Because Mouse is a trickster, s/he quickly turns the Gruffalo into an ally, even though s/he didn’t even believe in Gruffalos until meeting one.
WHAT’S THE PLAN?
The plan is to walk through the forest freely by telling opponents that s/he’s off to meet a Gruffalo, scaring everyone off.
In lots of stories, the initial plan doesn’t work and has to be changed. Our quick-thinking Mouse does not disappoint. When she realises the Gruffalo is real she decides to trick the Gruffalo into thinking s/he herself is fearsome by having Gruffalo walk behind.

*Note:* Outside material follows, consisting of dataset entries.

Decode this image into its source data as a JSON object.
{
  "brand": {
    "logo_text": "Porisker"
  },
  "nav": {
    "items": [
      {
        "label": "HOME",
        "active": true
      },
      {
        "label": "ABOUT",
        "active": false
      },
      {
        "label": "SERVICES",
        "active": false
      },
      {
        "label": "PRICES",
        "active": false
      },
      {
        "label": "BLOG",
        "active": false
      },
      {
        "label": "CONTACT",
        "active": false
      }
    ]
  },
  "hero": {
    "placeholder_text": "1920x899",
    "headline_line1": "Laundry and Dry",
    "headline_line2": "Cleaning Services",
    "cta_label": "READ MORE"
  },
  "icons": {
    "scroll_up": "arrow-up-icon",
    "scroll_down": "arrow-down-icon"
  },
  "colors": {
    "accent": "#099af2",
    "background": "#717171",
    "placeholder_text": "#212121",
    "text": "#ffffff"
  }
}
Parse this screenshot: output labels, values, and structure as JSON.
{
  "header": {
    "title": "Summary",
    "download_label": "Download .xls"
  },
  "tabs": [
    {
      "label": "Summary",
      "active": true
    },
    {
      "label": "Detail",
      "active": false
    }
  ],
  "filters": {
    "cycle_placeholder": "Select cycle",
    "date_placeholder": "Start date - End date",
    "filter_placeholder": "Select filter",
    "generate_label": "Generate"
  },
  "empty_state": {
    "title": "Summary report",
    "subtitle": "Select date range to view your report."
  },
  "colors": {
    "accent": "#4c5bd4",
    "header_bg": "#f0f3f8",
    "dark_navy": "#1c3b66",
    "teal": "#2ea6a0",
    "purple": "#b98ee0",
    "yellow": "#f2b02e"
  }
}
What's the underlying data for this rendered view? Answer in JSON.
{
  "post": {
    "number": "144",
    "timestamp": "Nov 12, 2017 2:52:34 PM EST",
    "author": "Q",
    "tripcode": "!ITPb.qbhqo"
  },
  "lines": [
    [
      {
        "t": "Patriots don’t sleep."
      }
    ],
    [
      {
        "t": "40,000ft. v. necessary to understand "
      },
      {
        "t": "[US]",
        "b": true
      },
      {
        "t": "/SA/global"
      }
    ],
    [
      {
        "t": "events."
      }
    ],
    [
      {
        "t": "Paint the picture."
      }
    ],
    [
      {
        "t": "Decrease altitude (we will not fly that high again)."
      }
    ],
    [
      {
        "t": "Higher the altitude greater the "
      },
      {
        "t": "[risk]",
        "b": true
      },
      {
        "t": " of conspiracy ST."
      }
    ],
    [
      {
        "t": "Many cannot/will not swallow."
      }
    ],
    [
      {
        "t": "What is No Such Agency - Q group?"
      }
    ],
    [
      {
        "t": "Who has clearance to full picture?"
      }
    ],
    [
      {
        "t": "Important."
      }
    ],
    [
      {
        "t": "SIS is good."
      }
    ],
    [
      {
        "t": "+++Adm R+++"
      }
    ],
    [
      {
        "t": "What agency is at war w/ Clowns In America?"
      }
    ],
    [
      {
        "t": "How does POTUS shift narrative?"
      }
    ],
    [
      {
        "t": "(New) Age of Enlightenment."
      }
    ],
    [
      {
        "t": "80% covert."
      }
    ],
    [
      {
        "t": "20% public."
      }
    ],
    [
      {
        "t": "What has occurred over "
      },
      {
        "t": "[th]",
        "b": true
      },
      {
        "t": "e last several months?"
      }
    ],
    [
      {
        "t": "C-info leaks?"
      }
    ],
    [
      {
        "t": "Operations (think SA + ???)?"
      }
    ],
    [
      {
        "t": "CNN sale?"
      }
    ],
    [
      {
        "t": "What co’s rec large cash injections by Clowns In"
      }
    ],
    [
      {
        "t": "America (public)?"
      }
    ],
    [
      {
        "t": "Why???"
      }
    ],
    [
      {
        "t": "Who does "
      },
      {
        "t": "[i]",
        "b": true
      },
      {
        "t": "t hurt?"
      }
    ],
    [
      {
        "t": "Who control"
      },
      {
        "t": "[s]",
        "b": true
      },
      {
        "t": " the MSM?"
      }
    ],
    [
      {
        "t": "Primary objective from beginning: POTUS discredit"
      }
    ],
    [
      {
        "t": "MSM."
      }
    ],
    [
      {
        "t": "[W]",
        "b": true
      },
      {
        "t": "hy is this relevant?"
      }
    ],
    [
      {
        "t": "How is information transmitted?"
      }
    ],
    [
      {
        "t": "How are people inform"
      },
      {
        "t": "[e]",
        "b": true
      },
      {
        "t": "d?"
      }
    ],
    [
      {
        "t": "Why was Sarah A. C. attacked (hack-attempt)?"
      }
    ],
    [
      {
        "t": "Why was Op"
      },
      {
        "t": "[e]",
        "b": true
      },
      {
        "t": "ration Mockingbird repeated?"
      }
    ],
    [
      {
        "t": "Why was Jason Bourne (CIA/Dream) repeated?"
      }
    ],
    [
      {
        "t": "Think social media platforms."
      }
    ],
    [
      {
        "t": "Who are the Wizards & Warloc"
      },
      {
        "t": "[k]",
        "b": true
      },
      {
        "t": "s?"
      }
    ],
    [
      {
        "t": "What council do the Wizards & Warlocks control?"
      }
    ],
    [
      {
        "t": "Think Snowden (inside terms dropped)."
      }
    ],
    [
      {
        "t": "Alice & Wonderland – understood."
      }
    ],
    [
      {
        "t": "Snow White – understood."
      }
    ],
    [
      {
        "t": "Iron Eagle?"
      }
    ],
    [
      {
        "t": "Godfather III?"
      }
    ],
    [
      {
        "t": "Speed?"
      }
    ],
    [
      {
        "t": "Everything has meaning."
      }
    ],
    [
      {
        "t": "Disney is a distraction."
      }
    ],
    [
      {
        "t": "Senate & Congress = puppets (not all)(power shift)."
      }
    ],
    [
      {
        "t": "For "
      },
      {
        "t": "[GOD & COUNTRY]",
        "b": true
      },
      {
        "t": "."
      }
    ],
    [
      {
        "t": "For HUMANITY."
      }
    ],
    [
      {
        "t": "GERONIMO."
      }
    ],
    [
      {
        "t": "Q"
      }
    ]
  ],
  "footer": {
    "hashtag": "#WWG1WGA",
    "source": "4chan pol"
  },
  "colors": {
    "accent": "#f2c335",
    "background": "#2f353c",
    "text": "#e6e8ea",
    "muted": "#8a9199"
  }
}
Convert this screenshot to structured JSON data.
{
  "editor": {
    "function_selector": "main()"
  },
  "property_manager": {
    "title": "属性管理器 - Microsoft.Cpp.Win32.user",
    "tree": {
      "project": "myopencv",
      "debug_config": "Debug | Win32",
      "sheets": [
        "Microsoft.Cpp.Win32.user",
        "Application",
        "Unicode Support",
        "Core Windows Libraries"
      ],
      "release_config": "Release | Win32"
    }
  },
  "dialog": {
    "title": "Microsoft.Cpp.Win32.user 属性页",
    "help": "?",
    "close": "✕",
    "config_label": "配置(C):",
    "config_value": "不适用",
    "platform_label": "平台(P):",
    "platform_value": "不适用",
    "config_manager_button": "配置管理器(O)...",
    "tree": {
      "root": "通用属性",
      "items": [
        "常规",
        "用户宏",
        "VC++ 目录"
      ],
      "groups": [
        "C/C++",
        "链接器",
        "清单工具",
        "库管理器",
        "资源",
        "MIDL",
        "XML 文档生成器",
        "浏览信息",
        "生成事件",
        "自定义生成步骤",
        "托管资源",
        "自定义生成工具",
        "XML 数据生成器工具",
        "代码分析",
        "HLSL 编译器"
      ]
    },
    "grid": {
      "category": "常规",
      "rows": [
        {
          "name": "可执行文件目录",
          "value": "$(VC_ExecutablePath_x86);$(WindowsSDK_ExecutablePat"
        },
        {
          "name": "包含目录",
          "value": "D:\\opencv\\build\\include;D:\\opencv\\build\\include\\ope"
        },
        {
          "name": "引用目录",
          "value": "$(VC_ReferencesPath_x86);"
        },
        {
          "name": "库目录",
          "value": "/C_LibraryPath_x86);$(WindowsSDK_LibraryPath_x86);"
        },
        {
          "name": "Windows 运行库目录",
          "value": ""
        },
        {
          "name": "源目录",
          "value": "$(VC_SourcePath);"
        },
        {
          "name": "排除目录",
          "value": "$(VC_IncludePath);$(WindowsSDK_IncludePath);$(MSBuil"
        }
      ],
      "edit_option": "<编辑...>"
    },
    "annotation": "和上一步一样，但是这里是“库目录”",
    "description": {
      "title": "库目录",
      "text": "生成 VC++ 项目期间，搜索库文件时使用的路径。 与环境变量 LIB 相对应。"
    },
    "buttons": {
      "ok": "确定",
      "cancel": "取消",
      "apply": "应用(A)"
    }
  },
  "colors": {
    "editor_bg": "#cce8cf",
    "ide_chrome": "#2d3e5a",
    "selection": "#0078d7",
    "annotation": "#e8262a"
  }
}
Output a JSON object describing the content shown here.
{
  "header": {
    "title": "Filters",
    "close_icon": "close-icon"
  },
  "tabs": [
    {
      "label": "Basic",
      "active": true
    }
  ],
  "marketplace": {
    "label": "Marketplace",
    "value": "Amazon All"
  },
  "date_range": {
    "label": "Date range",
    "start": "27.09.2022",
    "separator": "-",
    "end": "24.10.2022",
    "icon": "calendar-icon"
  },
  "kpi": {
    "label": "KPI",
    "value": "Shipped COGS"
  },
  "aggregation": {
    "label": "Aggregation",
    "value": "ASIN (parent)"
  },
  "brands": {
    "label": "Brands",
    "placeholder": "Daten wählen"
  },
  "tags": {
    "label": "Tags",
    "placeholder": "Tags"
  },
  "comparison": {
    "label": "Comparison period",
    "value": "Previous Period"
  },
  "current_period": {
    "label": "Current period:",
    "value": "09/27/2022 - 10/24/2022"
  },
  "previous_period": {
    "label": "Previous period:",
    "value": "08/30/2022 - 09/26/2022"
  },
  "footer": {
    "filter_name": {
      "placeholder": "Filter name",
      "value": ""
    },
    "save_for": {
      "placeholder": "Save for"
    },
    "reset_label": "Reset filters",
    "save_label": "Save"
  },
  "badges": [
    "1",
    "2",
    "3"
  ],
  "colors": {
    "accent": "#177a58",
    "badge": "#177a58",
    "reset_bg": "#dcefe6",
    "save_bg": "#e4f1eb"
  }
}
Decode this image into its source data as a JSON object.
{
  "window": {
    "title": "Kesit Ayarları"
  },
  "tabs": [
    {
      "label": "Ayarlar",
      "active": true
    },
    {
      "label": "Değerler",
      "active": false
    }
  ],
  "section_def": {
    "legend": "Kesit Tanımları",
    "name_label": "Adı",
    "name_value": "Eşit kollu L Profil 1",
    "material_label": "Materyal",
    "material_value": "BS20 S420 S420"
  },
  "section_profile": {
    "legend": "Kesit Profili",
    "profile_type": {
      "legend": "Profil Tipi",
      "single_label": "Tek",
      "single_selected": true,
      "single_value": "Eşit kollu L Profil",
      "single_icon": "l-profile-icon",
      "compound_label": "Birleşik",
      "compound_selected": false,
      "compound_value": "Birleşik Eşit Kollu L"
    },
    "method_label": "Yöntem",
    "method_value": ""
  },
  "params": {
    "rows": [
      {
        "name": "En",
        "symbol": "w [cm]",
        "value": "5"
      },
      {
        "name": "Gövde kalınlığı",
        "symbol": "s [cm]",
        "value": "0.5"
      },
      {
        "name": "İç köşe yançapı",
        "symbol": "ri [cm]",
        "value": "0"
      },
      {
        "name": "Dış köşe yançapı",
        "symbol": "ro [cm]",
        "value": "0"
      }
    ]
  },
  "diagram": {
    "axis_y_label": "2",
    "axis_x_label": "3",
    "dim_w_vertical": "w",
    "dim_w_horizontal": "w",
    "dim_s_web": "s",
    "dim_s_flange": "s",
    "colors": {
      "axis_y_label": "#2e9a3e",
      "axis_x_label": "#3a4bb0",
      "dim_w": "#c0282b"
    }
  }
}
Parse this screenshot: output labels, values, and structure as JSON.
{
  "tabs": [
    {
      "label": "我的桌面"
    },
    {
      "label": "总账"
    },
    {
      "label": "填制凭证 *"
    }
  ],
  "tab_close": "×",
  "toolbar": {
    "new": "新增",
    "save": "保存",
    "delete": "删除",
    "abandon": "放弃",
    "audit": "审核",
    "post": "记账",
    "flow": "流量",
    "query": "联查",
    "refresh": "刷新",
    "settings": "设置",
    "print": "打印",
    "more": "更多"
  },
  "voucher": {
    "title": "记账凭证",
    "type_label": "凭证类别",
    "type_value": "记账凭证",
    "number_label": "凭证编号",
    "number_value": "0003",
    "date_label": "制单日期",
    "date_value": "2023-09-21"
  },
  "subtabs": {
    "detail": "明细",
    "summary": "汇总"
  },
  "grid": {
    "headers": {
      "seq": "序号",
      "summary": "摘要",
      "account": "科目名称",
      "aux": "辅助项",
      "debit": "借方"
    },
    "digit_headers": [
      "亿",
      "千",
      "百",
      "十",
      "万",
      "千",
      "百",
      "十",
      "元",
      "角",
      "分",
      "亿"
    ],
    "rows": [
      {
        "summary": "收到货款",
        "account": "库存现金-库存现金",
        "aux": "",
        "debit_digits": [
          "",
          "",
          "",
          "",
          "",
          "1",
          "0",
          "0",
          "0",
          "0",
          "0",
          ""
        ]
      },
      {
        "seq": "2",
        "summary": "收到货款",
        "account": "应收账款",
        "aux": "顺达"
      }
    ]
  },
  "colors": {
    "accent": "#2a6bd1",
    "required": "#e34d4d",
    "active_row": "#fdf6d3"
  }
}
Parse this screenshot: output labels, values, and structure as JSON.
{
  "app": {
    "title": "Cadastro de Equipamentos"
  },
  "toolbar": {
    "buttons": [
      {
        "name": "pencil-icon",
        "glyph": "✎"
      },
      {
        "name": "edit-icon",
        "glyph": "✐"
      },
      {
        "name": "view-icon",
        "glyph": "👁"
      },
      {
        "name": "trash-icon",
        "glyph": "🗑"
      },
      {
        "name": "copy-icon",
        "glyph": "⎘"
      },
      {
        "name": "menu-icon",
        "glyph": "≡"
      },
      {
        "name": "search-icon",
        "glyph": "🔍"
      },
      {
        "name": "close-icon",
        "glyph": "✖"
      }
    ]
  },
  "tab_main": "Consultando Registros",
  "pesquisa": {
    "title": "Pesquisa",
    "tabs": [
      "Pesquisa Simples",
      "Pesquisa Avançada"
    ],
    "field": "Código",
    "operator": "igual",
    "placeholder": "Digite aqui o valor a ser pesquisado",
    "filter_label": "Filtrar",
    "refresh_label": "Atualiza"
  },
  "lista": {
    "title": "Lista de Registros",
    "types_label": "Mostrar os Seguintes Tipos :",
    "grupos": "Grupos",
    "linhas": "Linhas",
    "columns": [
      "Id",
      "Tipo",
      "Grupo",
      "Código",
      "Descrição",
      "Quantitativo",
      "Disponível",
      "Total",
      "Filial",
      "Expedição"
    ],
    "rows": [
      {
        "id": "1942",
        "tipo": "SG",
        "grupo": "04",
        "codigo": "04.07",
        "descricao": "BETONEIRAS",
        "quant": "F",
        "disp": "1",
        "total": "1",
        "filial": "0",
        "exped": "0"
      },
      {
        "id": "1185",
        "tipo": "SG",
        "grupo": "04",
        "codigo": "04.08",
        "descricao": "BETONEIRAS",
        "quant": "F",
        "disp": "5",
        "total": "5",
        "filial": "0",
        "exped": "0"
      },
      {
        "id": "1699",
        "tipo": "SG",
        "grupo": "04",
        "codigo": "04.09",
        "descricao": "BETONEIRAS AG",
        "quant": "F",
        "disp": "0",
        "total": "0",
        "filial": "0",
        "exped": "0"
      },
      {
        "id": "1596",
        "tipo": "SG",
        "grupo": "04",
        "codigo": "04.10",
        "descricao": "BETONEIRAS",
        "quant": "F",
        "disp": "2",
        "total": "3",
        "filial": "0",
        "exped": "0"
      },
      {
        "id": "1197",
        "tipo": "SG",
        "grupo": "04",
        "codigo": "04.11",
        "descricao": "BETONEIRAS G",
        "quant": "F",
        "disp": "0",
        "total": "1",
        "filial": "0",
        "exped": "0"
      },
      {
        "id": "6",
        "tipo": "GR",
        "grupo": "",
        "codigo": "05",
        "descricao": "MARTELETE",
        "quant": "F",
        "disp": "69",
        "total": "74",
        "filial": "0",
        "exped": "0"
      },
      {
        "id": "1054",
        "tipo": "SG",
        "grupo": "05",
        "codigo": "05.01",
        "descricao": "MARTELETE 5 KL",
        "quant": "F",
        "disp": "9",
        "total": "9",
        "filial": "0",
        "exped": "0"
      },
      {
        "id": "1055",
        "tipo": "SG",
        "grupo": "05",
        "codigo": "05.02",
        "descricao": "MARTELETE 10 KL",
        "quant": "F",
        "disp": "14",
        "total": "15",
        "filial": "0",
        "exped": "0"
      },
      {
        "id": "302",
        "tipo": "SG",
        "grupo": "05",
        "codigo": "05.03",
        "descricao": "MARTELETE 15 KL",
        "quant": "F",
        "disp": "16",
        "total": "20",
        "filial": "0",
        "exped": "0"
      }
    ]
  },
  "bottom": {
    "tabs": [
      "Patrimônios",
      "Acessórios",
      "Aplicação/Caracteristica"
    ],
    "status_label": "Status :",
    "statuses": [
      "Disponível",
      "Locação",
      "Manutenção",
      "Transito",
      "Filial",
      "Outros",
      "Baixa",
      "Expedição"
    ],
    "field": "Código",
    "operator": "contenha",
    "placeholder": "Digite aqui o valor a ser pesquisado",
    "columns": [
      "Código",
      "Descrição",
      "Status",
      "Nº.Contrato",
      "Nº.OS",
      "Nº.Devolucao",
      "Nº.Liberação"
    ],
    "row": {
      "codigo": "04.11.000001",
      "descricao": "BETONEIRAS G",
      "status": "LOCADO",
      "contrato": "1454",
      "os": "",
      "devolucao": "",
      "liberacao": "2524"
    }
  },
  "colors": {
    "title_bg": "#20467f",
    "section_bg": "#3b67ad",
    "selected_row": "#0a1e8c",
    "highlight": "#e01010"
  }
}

Julia Donaldson has done something masterful here, pulling off what writers call a reversal. The reader now knows that the reason all those other animals were scared of the Gruffalo isn’t just because they’re easily duped — it’s because the Gruffalo really does exist. Perhaps Mouse heard about the Gruffalo but didn’t believe it was real… until this story.
In stories with mythic structure, there won’t be just the one battle. There will be a series of them, increasing in intensity until the final showdown. There is a minor standoff every time Mouse meets a creature who wants to eat them. When Mouse is surprised to see the Gruffalo, that’s another. Then the story works in reverse, very similar to what Roald Dahl did with The Great Big Enormous Crocodile. With The Gruffalo behind, Mouse meets all of those animal opponents again, this time scaring them.
So what’s the Big Battle? It doesn’t consist of much — it’s that ending scene — we might call it the climax. Mouse doesn’t need The Gruffalo anymore, so talks about Gruffalo Crumble, scaring The Gruffalo away.
Mouse has won.
WHAT DOES THE CHARACTER LEARN?
At a surface level, Mouse has learned that Gruffalos really do exist.
At a lower level, Mouse has learned that wits can overcome size in any battle.
At an even lower level, we might posit all sorts of psychological theories about how if you pretend for long enough, that thing really will seem true after a while. Bluster over substance can work. Fake it til you make it…
HOW WILL LIFE BE DIFFERENT FROM NOW ON?
The final page shows Mouse eating nuts, and everything is good. For Mouse, life will continue as before, though I imagine Mouse is a little more confident about their abilities as a trickster now.
STORYWORLD OF THE GRUFFALO
Axel Scheffler’s illustrations are well-suited to Julia Donaldson’s stories because although many of the stories feature scary characters in forests, over boggy marshes (Room On The Broom) and on lonesome highways (The Highway Rat), the colour palette Scheffler uses is colourful and bright even when the atmosphere is raining and dark.
Forests and fairytales go together. If you want to add danger and intrigue to your story, you can place your cast in the middle of a forest, or if they live in a town, put that town right next to a forest. That way, there’s always the threat that something will come out of the forest. Sometimes it does, sometimes it doesn’t. Doesn’t matter if you use the forest in this way. The existence of a nearby forest is enough.
COMPARE AND CONTRAST
A picture book writer very similar to Julia Donaldson is New Zealand’s Joy Cowley, who also writes rhyming picture books using ancient tales as inspiration. If I told you Nickety Nakkety Noo Noo had been written by Joy Cowley, or that Joy Cowley had written The Gruffalo, you’d probably believe me.
Letter to Momo is a 2011 Japanese feature anime directed by Hiroyuki Okiura, also known for Ghost In The Shell. After the oceanographer father drowns in a disaster at sea, mother and daughter move from Tokyo to the small island village where the mother spent holidays once per year with her aunt and uncle to recuperate from her asthma as a child. Creatures from Japanese folklore appear to guide young Momo through the grieving process, in this story intimately connected to Japanese Buddhist and Shinto traditions.